Papers engage with theoretical lineages associated with scholars at MIT, UC Berkeley, Stanford, and UCL, and they address topics discussed at events like Generative Linguistics in the Old World and Annual Meeting of the Linguistic Society of America. Thematic trends include work on optimality theoretic analyses popularized at Rutgers University and formal phonology informed by computational models from Association for Computational Linguistics collaborators. Cross-disciplinary contributions often overlap with research from Max Planck Institute for Psycholinguistics, Haskins Laboratories, and cognitive programs at Harvard University and Yale University.

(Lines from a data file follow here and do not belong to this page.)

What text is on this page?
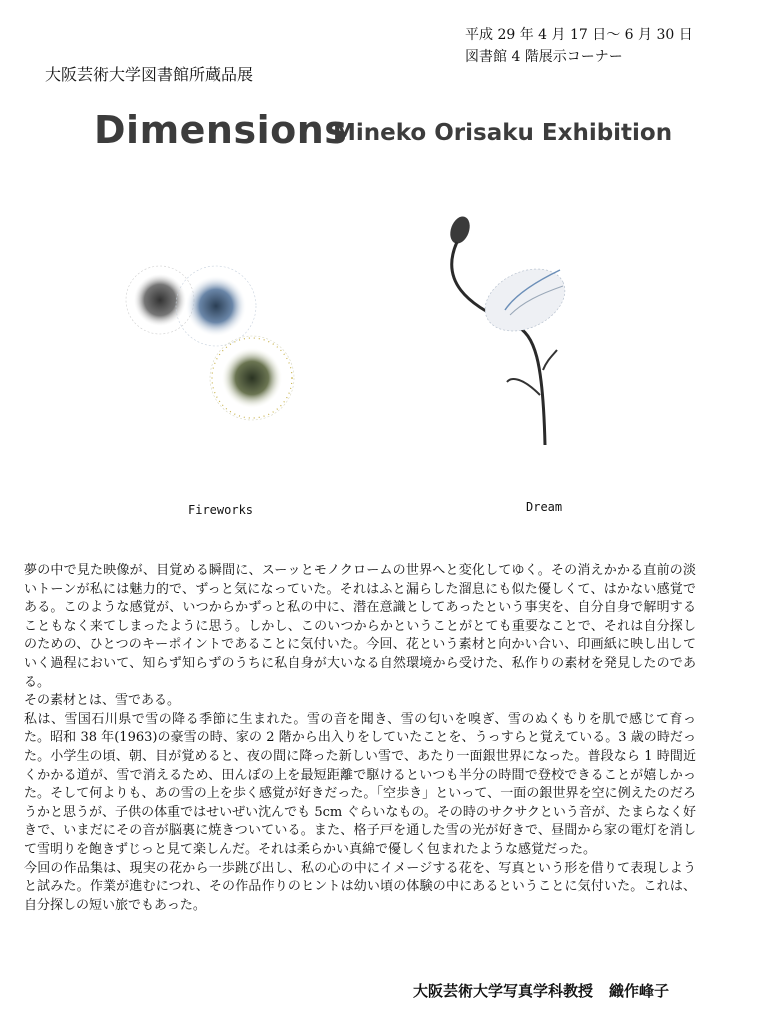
平成 29 年 4 月 17 日～ 6 月 30 日
図書館 4 階展示コーナー
大阪芸術大学図書館所蔵品展
Dimensions
Mineko Orisaku Exhibition
Fireworks	Dream

夢の中で見た映像が、目覚める瞬間に、スーッとモノクロームの世界へと変化してゆく。その消えかかる直前の淡いトーンが私には魅力的で、ずっと気になっていた。それはふと漏らした溜息にも似た優しくて、はかない感覚である。このような感覚が、いつからかずっと私の中に、潜在意識としてあったという事実を、自分自身で解明することもなく来てしまったように思う。しかし、このいつからかということがとても重要なことで、それは自分探しのための、ひとつのキーポイントであることに気付いた。今回、花という素材と向かい合い、印画紙に映し出していく過程において、知らず知らずのうちに私自身が大いなる自然環境から受けた、私作りの素材を発見したのである。

その素材とは、雪である。

私は、雪国石川県で雪の降る季節に生まれた。雪の音を聞き、雪の匂いを嗅ぎ、雪のぬくもりを肌で感じて育った。昭和 38 年(1963)の豪雪の時、家の 2 階から出入りをしていたことを、うっすらと覚えている。3 歳の時だった。小学生の頃、朝、目が覚めると、夜の間に降った新しい雪で、あたり一面銀世界になった。普段なら 1 時間近くかかる道が、雪で消えるため、田んぼの上を最短距離で駆けるといつも半分の時間で登校できることが嬉しかった。そして何よりも、あの雪の上を歩く感覚が好きだった。「空歩き」といって、一面の銀世界を空に例えたのだろうかと思うが、子供の体重ではせいぜい沈んでも 5cm ぐらいなもの。その時のサクサクという音が、たまらなく好きで、いまだにその音が脳裏に焼きついている。また、格子戸を通した雪の光が好きで、昼間から家の電灯を消して雪明りを飽きずじっと見て楽しんだ。それは柔らかい真綿で優しく包まれたような感覚だった。

今回の作品集は、現実の花から一歩跳び出し、私の心の中にイメージする花を、写真という形を借りて表現しようと試みた。作業が進むにつれ、その作品作りのヒントは幼い頃の体験の中にあるということに気付いた。これは、自分探しの短い旅でもあった。

大阪芸術大学写真学科教授 織作峰子
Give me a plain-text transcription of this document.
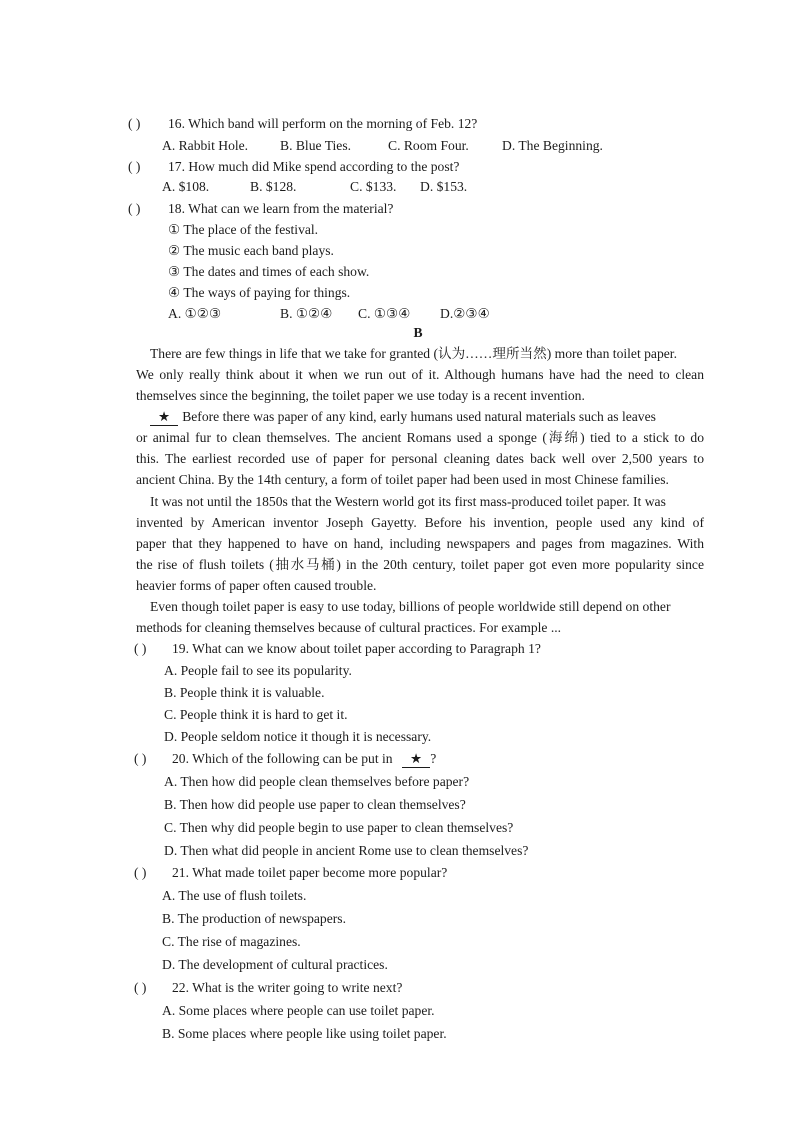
( ) 16. Which band will perform on the morning of Feb. 12?
A. Rabbit Hole. B. Blue Ties.	C. Room Four. D. The Beginning.
( ) 17. How much did Mike spend according to the post?
A. $108.	B. $128.	C. $133. D. $153.
( ) 18. What can we learn from the material?
① The place of the festival.
② The music each band plays.
③ The dates and times of each show.
④ The ways of paying for things.
A. ①②③	B. ①②④ C. ①③④ D.②③④
B
There are few things in life that we take for granted (认为……理所当然) more than toilet paper.
We only really think about it when we run out of it. Although humans have had the need to clean
themselves since the beginning, the toilet paper we use today is a recent invention.
★ Before there was paper of any kind, early humans used natural materials such as leaves
or animal fur to clean themselves. The ancient Romans used a sponge (海绵) tied to a stick to do
this. The earliest recorded use of paper for personal cleaning dates back well over 2,500 years to
ancient China. By the 14th century, a form of toilet paper had been used in most Chinese families.
It was not until the 1850s that the Western world got its first mass-produced toilet paper. It was
invented by American inventor Joseph Gayetty. Before his invention, people used any kind of
paper that they happened to have on hand, including newspapers and pages from magazines. With
the rise of flush toilets (抽水马桶) in the 20th century, toilet paper got even more popularity since
heavier forms of paper often caused trouble.
Even though toilet paper is easy to use today, billions of people worldwide still depend on other
methods for cleaning themselves because of cultural practices. For example ...
( ) 19. What can we know about toilet paper according to Paragraph 1?
A. People fail to see its popularity.
B. People think it is valuable.
C. People think it is hard to get it.
D. People seldom notice it though it is necessary.
( ) 20. Which of the following can be put in ★ ?
A. Then how did people clean themselves before paper?
B. Then how did people use paper to clean themselves?
C. Then why did people begin to use paper to clean themselves?
D. Then what did people in ancient Rome use to clean themselves?
( ) 21. What made toilet paper become more popular?
A. The use of flush toilets.
B. The production of newspapers.
C. The rise of magazines.
D. The development of cultural practices.
( ) 22. What is the writer going to write next?
A. Some places where people can use toilet paper.
B. Some places where people like using toilet paper.
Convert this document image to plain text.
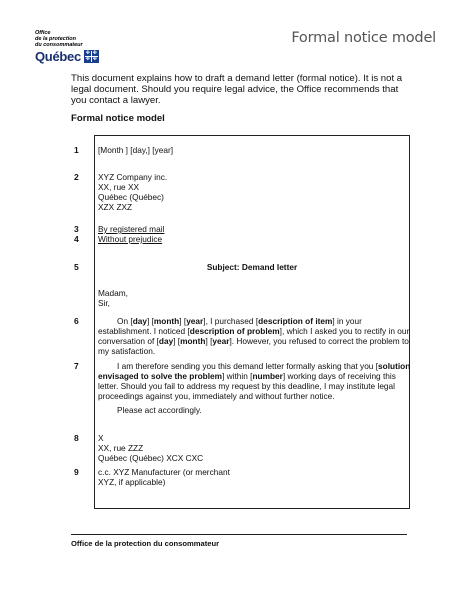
Office
de la protection
du consommateur
Québec ✤ ✤
✤ ✤
Formal notice model
This document explains how to draft a demand letter (formal notice). It is not a legal document. Should you require legal advice, the Office recommends that you contact a lawyer.
Formal notice model
1
2
3
4
5
6
7
8
9
[Month ] [day,] [year]

XYZ Company inc.

XX, rue XX

Québec (Québec)

XZX ZXZ

By registered mail

Without prejudice

Subject: Demand letter

Madam,

Sir,

On [day] [month] [year], I purchased [description of item] in your establishment. I noticed [description of problem], which I asked you to rectify in our conversation of [day] [month] [year]. However, you refused to correct the problem to my satisfaction.

I am therefore sending you this demand letter formally asking that you [solution envisaged to solve the problem] within [number] working days of receiving this letter. Should you fail to address my request by this deadline, I may institute legal proceedings against you, immediately and without further notice.

Please act accordingly.

X

XX, rue ZZZ

Québec (Québec) XCX CXC

c.c. XYZ Manufacturer (or merchant

XYZ, if applicable)

Office de la protection du consommateur
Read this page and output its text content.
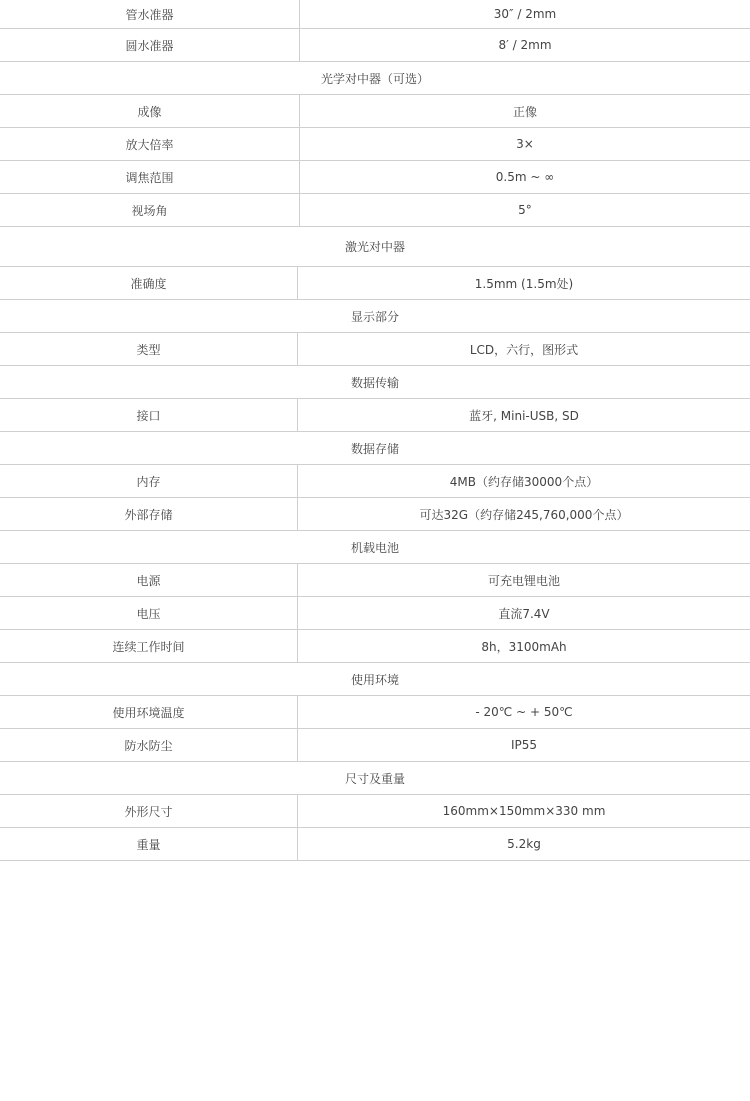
管水准器	30″ / 2mm
圆水准器	8′ / 2mm
光学对中器（可选）
成像	正像
放大倍率	3×
调焦范围	0.5m ~ ∞
视场角	5°
激光对中器
准确度	1.5mm (1.5m处)
显示部分
类型	LCD，六行，图形式
数据传输
接口	蓝牙, Mini-USB, SD
数据存储
内存	4MB（约存储30000个点）
外部存储	可达32G（约存储245,760,000个点）
机载电池
电源	可充电锂电池
电压	直流7.4V
连续工作时间	8h，3100mAh
使用环境
使用环境温度	- 20℃ ~ + 50℃
防水防尘	IP55
尺寸及重量
外形尺寸	160mm×150mm×330 mm
重量	5.2kg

Noteworthy volumes collected influential papers by researchers affiliated with MIT, Stanford, UC Berkeley, Harvard, University of Chicago, and labs such as Haskins Laboratories and Max Planck Institute for Psycholinguistics. Specific papers have been cited in works from Oxford University Press, MIT Press, Cambridge University Press, and in review symposia at Annual Meeting of the Linguistic Society of America and North American Phonology Conference. Contributions by scholars connected to Linguistic Society of America presidents, ELF organizers, and editors from Association for Computational Linguistics have shaped debates recorded in these proceedings.
The series is referenced in syllabi at MIT, Stanford, UC Berkeley, Harvard, University of Chicago, and University of Pennsylvania and cited in monographs published by Oxford University Press, MIT Press, and Cambridge University Press. Its impact is visible in citations across journals linked to Linguistic Society of America, proceedings of Association for Computational Linguistics, and reports from research councils such as NSF and ERC. Reviews and retrospectives appear in venues associated with Annual Meeting of the Linguistic Society of America and curated bibliographies from institutions like Max Planck Institute for Evolutionary Anthropology.
The proceedings are indexed alongside collections in bibliographic services used by researchers at Harvard University, MIT, Stanford, University of California, Berkeley, and international repositories maintained by CNRS, Max Planck Society, and British Library. Access models vary with volumes distributed through academic publishers aligned with Oxford University Press, Cambridge University Press, MIT Press, and institutional repositories at MIT, Stanford, and University of Cambridge.